Craig lit a cigarette. I was glad he didn’t offer me one. I gave up smoking a long time ago. Besides, my mouth hurt.
“There’s always been a lot of this sort of thing going on. Petty crime — your sort of crime, McClure. It never really occurred to me before that it was organised on any scale. Now it seems as though it is.”
“Not by me. I’ve hardly got started.”
“I think you’ve stirred somebody up. They’ve been bringing in a lot of cash, on the quiet. But now they’re upset, and they’re lashing out. At you. And even at me. It won’t do.”
“I don’t know anything about them.”
Craig nodded. I instantly tensed, thinking maybe it was a signal for Stan to start doing a bit of gardening with the baseball bat. But nothing happened. Craig nodded again. I realised he was trying to tell me that he actually believed me.
“But you’d like to know this person is, wouldn’t you, McClure?”
Craig looked at the end of his cigarette for a while. I just hoped he was planning on smoking it and not using it for anything else.
“This person — he’s the one who’s been fouling up my deliveries?” I said.
“They call him Perella,” said Craig, with a smug look. He was relaxed now. He thought he was completely in charge, that he knew everything and I knew nothing. He thought he had control over me. His calmness was more worrying than his high blood pressure.
“You knew who it was all along? But why—”
“It was him or you. Maybe both of you together, who knows? But you were the most convenient to get hold of.”
“That’ll teach me to be accessible to my public.”
“Well, relatively convenient,” said Craig, with a glance towards Stan. For the first time, it occurred to me that I wasn’t the only one in Craig’s bad books at the moment.

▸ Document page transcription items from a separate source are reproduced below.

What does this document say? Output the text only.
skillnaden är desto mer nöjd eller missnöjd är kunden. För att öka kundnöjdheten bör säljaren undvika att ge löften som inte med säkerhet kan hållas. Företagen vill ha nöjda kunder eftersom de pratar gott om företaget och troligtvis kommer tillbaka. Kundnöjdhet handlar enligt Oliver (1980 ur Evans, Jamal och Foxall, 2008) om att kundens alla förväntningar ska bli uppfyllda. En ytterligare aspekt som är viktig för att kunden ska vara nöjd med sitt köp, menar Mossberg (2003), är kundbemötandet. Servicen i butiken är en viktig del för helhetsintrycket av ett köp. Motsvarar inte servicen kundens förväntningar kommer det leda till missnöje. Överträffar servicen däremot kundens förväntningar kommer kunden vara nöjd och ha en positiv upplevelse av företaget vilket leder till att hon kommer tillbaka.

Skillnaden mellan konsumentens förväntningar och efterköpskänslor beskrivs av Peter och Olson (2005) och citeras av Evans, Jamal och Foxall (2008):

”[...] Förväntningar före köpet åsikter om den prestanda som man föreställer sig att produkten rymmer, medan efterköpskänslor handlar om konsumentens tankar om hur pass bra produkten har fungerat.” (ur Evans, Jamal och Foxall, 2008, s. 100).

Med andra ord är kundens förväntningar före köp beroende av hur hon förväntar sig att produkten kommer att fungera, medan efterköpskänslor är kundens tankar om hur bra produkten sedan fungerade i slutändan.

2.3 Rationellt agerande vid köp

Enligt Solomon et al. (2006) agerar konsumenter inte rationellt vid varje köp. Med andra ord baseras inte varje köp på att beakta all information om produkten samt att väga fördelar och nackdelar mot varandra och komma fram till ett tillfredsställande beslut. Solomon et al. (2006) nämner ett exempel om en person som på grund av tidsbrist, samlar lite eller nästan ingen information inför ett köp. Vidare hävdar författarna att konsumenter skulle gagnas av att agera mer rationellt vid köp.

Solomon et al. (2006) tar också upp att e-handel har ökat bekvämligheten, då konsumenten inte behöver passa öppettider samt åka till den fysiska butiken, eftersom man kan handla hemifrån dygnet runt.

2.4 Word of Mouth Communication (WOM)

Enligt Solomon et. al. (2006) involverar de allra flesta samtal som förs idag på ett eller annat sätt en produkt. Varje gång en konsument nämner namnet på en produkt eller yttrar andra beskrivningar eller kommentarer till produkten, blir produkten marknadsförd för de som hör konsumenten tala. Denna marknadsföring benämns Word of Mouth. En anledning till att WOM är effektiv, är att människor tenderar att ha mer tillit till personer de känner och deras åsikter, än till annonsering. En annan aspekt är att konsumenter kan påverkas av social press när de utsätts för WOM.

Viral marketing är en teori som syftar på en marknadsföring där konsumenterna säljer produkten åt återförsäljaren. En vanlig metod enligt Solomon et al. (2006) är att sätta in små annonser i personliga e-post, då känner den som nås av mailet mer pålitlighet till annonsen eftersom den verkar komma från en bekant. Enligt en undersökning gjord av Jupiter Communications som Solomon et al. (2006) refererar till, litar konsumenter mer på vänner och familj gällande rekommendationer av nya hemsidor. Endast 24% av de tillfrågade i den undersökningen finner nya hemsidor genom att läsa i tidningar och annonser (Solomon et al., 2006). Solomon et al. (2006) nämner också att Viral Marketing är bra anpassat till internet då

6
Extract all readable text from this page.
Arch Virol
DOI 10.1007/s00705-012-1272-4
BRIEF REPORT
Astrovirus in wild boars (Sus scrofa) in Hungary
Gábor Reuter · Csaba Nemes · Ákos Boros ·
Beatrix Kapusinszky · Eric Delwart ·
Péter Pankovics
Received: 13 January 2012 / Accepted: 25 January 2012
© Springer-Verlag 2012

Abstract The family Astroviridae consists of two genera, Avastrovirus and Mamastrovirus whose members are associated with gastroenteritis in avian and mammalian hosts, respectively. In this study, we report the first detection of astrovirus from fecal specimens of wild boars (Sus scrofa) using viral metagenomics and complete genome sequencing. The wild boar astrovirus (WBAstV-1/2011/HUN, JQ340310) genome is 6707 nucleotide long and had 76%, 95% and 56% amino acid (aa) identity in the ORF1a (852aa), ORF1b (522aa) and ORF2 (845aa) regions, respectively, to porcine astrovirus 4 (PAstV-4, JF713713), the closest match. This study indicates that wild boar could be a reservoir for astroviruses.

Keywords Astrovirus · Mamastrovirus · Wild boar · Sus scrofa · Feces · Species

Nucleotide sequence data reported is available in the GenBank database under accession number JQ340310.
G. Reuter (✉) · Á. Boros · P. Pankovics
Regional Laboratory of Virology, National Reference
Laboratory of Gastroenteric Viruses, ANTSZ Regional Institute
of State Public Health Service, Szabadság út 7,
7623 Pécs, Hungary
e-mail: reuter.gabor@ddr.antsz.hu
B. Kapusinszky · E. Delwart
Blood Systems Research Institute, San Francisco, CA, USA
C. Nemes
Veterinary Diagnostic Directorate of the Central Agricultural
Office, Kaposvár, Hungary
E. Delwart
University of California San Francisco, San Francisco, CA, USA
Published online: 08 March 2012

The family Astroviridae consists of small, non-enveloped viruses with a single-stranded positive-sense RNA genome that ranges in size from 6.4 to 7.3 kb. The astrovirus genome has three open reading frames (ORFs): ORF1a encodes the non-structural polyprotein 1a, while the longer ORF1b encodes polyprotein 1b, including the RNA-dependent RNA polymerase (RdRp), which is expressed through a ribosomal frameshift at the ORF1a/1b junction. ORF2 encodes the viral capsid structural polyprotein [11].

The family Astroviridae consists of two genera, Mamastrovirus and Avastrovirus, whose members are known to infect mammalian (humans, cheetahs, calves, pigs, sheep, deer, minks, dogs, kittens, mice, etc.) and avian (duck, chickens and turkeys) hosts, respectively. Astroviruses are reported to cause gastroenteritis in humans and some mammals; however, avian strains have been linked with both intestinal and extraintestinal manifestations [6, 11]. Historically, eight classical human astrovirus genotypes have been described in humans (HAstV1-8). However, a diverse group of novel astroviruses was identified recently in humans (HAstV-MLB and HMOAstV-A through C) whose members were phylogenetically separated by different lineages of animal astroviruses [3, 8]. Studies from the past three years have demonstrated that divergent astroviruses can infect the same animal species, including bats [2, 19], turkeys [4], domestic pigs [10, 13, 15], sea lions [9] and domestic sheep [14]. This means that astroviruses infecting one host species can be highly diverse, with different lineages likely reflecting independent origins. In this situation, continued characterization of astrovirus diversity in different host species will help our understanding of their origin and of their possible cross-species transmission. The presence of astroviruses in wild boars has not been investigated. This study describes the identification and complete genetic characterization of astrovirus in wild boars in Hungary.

You can’t over-rate fellow feeling too highly, even when you have to call somebody like Lump Hammer Stan a chum.
“Perella, now, I can’t find him at all,” said Craig. “No one knows where he lives or where he comes from, or where he hangs out. So obviously I had to start with you. We do have some interests in common, don’t we?”
I didn’t like the way he said this. I don’t like to think I have too much in common with the likes of Eddie Craig. So I kept mum and admired the garden. I’d just noticed that it wasn’t all wild undergrowth out there after all. Somebody had recently been doing quite a lot of deep digging in a bed just under the window.
“So you do believe me, Eddie? We’re on the same side in this, you and me.”
“Well, I thought you might say that, McClure. In fact, I’m delighted that you’re so willing to take up my proposition.”
There was a small silence. I got the feeling there was something I was supposed to say. A little voice at the back of my mind suggested I didn’t say it, just to see what happened. But the silence, and Eddie Craig’s way of staring at the end of his cigarette, were just too convincing.
“What proposition?”
“You see, I’m a stranger outside Mansfield, I don’t know your area too well. But you’re a man with a lot of contacts round here. You know how to ask questions in the right places. With your friends in the police, for example.”
“I don’t have any—”
“Yes, yes. But also you’re not so high profile as myself. I think that you’re the ideal man to find this Perella. Then we both benefit, don’t we? It’s quite obvious to me that you have a personal interest, and you’ve already put yourself out to make inquiries. So we make use of your enthusiasm.”